Slovenia’s alpine region in the northwest usually gets a lot of snow from December to March. However, from May to September, it’s excellent weather for hiking, running, climbing, cycling, and adventure sports.
We travelled in early September, and although some days rain prevented us from doing one of the longer hikes, we had perfect weather for sightseeing. We left Slovenia and the long term forecast was sunshine for days! Of course.
How To Get To Slovenia
By Plane –
As Slovenia is only a small country, there is currently only one international airport located not far from Ljubljana.
There are direct flights available to Ljubljana from Amsterdam, Belgrade, Brussels, Copenhagen, Frankfurt, Istanbul, London, Moscow, Munich, Paris, Vienna, Zurich.
If you are coming from other destinations and want to save some money on the flight, take a look at other airports near Slovenia – for example, Trieste, Venice, Vienna or Zagreb.
From Ljubljana Airport, it’s easy to get to Ljubljana by airport bus, taxi or car rental.
Getting from Trieste, Venice, Vienna or Zagreb to Slovenia or vice versa is easy with GoOpti.
Go Opti picked us up from our accommodation in Ljubljana and dropped us off at our hotel in Venice. Very efficient and cost us just 30€ each.
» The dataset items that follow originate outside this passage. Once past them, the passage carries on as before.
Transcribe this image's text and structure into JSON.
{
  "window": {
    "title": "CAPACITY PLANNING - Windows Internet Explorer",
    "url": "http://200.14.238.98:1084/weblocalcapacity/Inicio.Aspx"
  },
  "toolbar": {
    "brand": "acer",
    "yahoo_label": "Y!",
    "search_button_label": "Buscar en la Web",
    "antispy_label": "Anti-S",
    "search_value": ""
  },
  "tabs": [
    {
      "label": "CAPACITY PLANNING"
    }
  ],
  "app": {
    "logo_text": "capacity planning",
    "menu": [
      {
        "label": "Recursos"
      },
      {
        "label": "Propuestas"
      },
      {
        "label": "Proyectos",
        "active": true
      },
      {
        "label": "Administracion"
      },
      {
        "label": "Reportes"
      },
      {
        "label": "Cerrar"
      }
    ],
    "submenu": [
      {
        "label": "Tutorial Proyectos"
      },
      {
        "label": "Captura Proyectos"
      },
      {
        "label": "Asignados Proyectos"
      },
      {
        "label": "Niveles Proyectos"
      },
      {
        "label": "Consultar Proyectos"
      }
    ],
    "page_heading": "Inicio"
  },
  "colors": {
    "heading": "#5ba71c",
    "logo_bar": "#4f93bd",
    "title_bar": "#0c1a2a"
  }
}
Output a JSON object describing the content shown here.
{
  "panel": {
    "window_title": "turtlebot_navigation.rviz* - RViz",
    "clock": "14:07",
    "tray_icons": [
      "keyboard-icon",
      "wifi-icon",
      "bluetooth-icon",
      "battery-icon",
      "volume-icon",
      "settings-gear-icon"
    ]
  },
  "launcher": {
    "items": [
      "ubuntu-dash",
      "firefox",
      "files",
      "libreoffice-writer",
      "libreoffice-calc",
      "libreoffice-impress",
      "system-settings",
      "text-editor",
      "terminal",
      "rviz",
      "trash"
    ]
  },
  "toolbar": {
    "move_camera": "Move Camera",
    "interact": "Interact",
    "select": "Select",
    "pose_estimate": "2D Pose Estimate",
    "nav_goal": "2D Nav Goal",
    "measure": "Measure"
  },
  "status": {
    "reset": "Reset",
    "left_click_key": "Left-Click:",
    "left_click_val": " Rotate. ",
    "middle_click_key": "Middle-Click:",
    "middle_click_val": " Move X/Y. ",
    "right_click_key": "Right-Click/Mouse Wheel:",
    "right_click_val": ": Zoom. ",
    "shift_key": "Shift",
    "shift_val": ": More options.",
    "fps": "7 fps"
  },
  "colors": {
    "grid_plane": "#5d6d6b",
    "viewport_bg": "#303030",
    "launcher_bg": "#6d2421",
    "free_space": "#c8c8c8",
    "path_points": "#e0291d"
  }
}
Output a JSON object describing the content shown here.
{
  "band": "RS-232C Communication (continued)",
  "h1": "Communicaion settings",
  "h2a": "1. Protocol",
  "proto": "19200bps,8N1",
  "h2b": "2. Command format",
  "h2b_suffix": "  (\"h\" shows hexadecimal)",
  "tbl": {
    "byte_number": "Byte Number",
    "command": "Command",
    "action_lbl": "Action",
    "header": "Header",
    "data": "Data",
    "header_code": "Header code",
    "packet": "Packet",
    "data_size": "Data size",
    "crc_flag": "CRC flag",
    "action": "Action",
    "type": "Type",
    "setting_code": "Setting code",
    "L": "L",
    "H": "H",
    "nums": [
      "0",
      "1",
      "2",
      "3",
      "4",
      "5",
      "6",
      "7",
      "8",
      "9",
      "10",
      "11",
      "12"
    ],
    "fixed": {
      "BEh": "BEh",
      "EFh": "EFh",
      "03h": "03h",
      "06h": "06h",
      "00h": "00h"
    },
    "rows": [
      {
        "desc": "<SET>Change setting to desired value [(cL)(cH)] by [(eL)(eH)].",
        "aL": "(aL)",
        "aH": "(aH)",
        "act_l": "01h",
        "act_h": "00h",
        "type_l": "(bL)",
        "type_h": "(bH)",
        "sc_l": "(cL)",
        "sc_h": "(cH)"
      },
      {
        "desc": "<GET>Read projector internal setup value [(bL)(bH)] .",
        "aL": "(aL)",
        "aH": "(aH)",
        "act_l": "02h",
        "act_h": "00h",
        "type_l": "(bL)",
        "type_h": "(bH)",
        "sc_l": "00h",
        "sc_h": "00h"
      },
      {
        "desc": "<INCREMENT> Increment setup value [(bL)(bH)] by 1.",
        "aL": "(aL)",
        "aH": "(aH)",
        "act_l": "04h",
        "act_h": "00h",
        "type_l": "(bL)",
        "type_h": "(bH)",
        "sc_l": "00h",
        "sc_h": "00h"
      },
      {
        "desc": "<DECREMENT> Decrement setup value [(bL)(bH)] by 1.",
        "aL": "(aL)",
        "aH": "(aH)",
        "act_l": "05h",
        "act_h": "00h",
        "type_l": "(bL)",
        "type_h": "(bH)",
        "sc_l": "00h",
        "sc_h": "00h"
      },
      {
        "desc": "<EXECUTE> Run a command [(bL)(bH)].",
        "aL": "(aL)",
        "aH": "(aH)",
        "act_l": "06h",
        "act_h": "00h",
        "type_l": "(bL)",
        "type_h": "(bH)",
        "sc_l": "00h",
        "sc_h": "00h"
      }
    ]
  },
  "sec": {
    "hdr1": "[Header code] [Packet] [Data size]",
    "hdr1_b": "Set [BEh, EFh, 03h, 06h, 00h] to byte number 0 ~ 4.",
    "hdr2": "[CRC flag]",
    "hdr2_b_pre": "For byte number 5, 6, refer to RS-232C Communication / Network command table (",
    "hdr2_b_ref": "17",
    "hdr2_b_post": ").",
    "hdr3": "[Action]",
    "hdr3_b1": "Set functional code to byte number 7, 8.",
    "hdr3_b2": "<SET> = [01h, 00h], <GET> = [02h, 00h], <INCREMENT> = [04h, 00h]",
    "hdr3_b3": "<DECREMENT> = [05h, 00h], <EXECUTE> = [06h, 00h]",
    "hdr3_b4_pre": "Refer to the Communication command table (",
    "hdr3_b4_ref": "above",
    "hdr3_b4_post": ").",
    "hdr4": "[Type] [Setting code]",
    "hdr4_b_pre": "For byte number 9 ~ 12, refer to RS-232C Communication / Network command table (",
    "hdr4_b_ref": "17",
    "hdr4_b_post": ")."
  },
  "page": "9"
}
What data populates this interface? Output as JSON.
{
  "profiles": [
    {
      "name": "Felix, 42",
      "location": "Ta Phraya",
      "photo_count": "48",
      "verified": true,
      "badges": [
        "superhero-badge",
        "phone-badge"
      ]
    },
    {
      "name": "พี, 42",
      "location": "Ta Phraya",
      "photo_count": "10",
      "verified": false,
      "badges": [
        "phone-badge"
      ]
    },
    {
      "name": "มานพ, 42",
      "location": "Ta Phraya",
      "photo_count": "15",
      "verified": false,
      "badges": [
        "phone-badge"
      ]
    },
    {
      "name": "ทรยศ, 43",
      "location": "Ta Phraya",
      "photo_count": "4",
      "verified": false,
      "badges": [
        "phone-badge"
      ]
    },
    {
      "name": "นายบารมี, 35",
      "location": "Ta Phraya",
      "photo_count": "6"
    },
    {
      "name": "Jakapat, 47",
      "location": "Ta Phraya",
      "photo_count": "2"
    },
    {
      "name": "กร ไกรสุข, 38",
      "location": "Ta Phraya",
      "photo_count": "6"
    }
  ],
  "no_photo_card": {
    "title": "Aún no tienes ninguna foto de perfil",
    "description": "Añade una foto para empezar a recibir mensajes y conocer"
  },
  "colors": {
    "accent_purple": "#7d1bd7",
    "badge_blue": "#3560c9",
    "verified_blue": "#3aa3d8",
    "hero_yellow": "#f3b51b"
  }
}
It worked out cheaper and more convenient than our original plan to take the bus and train.
There are direct trains from Austria, Germany, Italy, and Switzerland.
From Austria: direct train from Graz and Vienna to Ljubljana.
From Germany: There are direct Eurocity trains from Frankfurt or Munich to Ljubljana. After spending a couple of nights in Munich, we took the six-hour train journey from Munich via Austria to Ljubljana. We love travelling by train, and it was a delightful and scenic journey.
From Italy: From Trieste to Ljubljana.
From Switzerland: From Zurich to Ljubljana.
Travel by boat
From April to October, it’s possible to take a ferry from Venice, Italy to Piran, Slovenia.
Disclaimer: We explored Slovenia as guests of Mateja Travel. However, all opinions are entirely and genuinely our own. We wouldn’t recommend anything that we hadn’t enjoyed and experienced firsthand.